If this describes your shot peening operation, then you’re no doubt familiar with stopping the process and entering the peening cabinet to change nozzles. Maybe you need to check the alignment of the new nozzle and, most likely, run an Almen strip test. All of the above steps create non-productive, non-revenue producing machine downtime. These actions also invite operator error to enter the equation.
The Progressive Surface automated tool changer is the game changer our industry has been seeking. The shot peening process and related industry is nearly 100 years old. I can’t help but wonder what Mr. Almen would think of the today’s shot peening industry—from its humble beginnings of manually grit blasting automotive valve springs to the peening of today’s complex aerospace components.
Speaking of the past and future, is the new Tool Changer our industry’s equivalent to Marty McFly’s Hoverboard? (Reference: Back to the Future II)
Two Key Features of the Intelligent Machine
Cabinet-Mounted Camera
The Progressive Surface Automated Cell illustrated in this article includes a cabinet-mounted camera interfaced directly to the two robot controllers. This is a valuable, errorproofing tool. The camera compares the part to be peened to the associated image stored in its part program. If the part loaded does not match the stored image’s information, the process will not start and the attending operator is given an alarm message. When the correct part is loaded, the camera compares the part orientation and automatically adjusts the robot off-sets to match the exact part position.
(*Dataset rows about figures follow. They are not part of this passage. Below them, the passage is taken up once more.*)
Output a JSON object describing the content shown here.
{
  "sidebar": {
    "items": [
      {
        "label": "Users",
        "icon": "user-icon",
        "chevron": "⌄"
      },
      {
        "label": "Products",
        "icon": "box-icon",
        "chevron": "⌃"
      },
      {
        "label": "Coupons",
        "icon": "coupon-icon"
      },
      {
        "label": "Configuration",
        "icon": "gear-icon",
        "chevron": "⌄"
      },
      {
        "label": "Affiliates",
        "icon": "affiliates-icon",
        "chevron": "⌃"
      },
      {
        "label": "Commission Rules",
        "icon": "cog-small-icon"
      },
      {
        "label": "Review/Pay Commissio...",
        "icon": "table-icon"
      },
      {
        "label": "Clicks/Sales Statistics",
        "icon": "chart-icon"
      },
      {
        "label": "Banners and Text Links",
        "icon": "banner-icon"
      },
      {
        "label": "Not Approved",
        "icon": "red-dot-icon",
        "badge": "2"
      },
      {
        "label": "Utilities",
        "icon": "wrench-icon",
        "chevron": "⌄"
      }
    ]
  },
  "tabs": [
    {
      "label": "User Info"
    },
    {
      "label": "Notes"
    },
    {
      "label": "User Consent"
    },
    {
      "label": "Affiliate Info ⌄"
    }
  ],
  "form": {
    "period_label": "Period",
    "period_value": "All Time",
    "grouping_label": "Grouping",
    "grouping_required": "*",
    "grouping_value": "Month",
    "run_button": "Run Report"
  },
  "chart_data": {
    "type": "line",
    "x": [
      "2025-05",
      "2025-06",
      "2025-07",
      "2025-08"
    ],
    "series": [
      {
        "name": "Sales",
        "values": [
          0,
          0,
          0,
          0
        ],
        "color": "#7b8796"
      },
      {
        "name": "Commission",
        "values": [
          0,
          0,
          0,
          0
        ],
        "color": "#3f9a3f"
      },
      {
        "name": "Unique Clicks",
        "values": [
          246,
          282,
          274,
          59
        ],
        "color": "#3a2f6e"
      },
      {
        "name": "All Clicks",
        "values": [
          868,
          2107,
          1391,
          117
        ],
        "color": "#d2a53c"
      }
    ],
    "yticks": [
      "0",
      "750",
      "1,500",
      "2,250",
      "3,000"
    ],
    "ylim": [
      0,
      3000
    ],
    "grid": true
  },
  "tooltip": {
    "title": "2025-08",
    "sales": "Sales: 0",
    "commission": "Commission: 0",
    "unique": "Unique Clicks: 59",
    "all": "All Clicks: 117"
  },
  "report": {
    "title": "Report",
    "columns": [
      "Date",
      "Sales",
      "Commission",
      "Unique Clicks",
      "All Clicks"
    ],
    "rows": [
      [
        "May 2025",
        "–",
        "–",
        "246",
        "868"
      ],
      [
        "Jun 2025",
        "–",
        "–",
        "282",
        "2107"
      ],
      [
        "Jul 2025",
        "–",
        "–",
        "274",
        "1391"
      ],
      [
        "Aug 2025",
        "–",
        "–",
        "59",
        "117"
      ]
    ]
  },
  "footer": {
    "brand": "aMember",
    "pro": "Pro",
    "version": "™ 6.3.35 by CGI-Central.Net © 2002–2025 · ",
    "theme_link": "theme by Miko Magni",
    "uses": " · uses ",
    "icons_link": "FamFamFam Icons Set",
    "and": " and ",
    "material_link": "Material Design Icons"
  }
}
This feature eliminates nozzle/part collisions and lance nozzle breakage.
The ShotMeter
The second Automation Plus feature is the ShotMeter. The ShotMeter is an optical sensor that accurately senses, measures and records the actual shot peening media velocity. For the system discussed in this article, the ShotMeter sensing head is located in the ceiling of the peening cabinet, extending for easy robot access and retracting when not in use. Once programmed, the robot will present the peening nozzle to the sensing head and the media velocity will be measured and compared to the part program requirements. After the velocity comparison is complete, the peening cycle can commence.
The media velocity is almost like a fingerprint—the blast hose diameter and length create unique media velocity with each different media flow and air pressure. Over time, the velocity slowly changes as the hose wears. The same is true for the blast nozzle. Virtually each and every nozzle type, length and internal diameter has a unique velocity with a given media flow and air pressure parameter when the nozzle is new. The media velocity is altered as the nozzle slowly wears. This Automation Plus feature provides very accurate monitoring of the peening process to the point where many users are creating new shot peening specifications that greatly extend the interval between Almen strip test runs.
Note: For now and the foreseeable future, Almen strips will still be used when setting up the initial peening programs and for machine verification.
The Future of Shot Peening is Now
Industry practitioners and experts alike agree there is a need and desire to automate and error-proof the process. Many naysayers have preached that the environment was too harsh and dirty to house cameras and tool-changers. Until now, all of this was true.
A new generation of Automated Shot Peening systems have been designed and proven in the field. Maybe for your application, automation starts with robotic or automated part loading. Maybe your requirements include in-process media changes to complete a part. Or, maybe your part geometry and closing tolerances need more surface-specific peening nozzles. In any of these examples, automation is the answer and with the exciting new generation of shot peening equipment, all is now possible.